Thus, in Sinnickson v. Johnsons, 2 Har. 151, it was held by the supreme court of New Jersey that an act of the legislature authorizing an individual to erect a dam across a navigable water constituted no defense to an action for damages for an overflow caused by the dam. 'It may be lawful,' said the court, 'for him [the grantee of the power] and his assignees to execute this act, so far as the public interests, the rights of navigation, fishing etc., are concerned, and he may plead, and successfully plead, the act to any indictment for a nuisance, or against any complaint for an infringement of the public right, but cannot plead it as a justification for a private injury which may result from the execution of the statute.' In Crittenden v. Wilson, 5 Cow. 165, it was held by the supreme court of New York that an act authorizing one to build a dam, on his own land, upon a creek or river which was a public highway, merely protected him from indictment for a nuisance. If, said the court, there had been no express provision in the act for the payment of damages, the defendant would still have been liable to pay them, and the effect of the grant was merely to authorize the defendant to erect a dam, as he might have done, if the stream had been his own, without a grant. In such a case he would have been responsible in damages for all the injury occasioned by it to others.

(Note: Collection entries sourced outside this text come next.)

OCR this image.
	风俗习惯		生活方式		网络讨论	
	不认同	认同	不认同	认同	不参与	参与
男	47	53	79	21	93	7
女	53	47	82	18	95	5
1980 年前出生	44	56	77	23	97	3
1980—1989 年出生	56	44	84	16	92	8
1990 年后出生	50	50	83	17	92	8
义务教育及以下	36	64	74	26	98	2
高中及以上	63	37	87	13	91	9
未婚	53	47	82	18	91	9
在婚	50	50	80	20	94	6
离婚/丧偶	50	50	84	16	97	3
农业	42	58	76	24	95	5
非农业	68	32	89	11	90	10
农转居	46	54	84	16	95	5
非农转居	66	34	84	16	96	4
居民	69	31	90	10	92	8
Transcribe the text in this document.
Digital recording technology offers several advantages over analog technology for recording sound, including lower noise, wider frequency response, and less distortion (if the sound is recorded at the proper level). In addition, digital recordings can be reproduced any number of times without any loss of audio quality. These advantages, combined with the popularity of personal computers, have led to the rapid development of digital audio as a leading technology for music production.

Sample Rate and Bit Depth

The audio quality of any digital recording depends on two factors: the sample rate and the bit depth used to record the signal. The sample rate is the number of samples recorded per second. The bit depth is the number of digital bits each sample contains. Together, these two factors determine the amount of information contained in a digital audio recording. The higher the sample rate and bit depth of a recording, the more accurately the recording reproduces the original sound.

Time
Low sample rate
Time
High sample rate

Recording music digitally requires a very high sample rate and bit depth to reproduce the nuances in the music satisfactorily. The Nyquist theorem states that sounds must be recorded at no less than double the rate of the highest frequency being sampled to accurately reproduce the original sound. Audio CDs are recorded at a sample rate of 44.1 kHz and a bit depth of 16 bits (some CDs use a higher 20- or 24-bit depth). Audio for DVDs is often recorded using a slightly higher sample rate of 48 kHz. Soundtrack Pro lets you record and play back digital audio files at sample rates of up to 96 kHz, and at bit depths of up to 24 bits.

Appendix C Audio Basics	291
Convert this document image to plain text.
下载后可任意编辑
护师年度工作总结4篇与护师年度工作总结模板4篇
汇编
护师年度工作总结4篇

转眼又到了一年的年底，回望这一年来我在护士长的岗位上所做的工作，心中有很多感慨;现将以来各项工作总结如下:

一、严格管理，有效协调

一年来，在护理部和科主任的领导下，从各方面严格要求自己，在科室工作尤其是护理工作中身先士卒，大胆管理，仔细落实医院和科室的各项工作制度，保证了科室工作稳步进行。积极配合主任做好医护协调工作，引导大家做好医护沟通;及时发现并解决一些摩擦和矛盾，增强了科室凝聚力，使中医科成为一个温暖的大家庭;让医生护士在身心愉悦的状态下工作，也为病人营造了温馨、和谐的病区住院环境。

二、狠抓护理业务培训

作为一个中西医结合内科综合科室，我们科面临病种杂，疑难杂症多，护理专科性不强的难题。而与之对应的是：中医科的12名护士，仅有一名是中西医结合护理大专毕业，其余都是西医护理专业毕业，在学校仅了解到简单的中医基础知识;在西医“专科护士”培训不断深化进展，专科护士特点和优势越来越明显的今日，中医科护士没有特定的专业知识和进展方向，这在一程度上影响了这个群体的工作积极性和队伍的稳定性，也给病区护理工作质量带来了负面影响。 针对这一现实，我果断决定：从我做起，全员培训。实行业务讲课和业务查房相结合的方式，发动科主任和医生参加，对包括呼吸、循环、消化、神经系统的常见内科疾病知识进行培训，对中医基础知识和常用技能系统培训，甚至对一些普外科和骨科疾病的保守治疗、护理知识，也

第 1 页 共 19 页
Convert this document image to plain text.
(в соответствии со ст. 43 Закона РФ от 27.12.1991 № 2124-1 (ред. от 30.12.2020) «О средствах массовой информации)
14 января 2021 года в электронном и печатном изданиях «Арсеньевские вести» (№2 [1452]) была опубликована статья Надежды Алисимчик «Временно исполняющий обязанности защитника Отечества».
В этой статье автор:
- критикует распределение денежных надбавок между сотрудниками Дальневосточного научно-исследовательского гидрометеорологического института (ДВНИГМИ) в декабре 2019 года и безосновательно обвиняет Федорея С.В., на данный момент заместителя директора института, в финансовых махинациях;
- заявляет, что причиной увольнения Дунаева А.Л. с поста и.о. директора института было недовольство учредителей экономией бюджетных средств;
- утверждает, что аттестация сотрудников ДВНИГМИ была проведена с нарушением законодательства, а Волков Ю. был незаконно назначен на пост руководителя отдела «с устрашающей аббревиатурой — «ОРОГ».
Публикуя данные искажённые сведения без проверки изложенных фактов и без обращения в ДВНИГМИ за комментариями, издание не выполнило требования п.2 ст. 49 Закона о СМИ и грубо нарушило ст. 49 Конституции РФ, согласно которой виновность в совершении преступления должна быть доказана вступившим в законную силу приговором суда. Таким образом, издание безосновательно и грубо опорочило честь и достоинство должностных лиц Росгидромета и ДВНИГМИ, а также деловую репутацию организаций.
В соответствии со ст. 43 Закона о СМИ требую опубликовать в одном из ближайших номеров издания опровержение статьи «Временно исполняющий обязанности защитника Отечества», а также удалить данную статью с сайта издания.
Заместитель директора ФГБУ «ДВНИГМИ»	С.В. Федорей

In Brown v. Cayuga & S. R. Co. 12 N. Y. 491, the company was sued for overflowing plaintiff's land by means of a cut through the banks of a stream which its road crossed. It pleaded authority by its charter to cross highways and streams, and that the cut in question was necessary to the construction and maintenance of the road. But it was held that the company was liable for damages caused. 'It would be a great stretch,' said the court, 'upon the language, and an unwarrantable imputation upon the wisdom and justice of the legislature, to hold that it imports an authority to cross the streams in such a manner as to be the cause of injury to others' adjoining property.' And so the court adjudged that the company was under the same obligation as a private owner of the land and stream, had he bridged it; and that the right granted to bridge the stream gave no immunity for damages which the excavation of its banks for that purpose might cause to others.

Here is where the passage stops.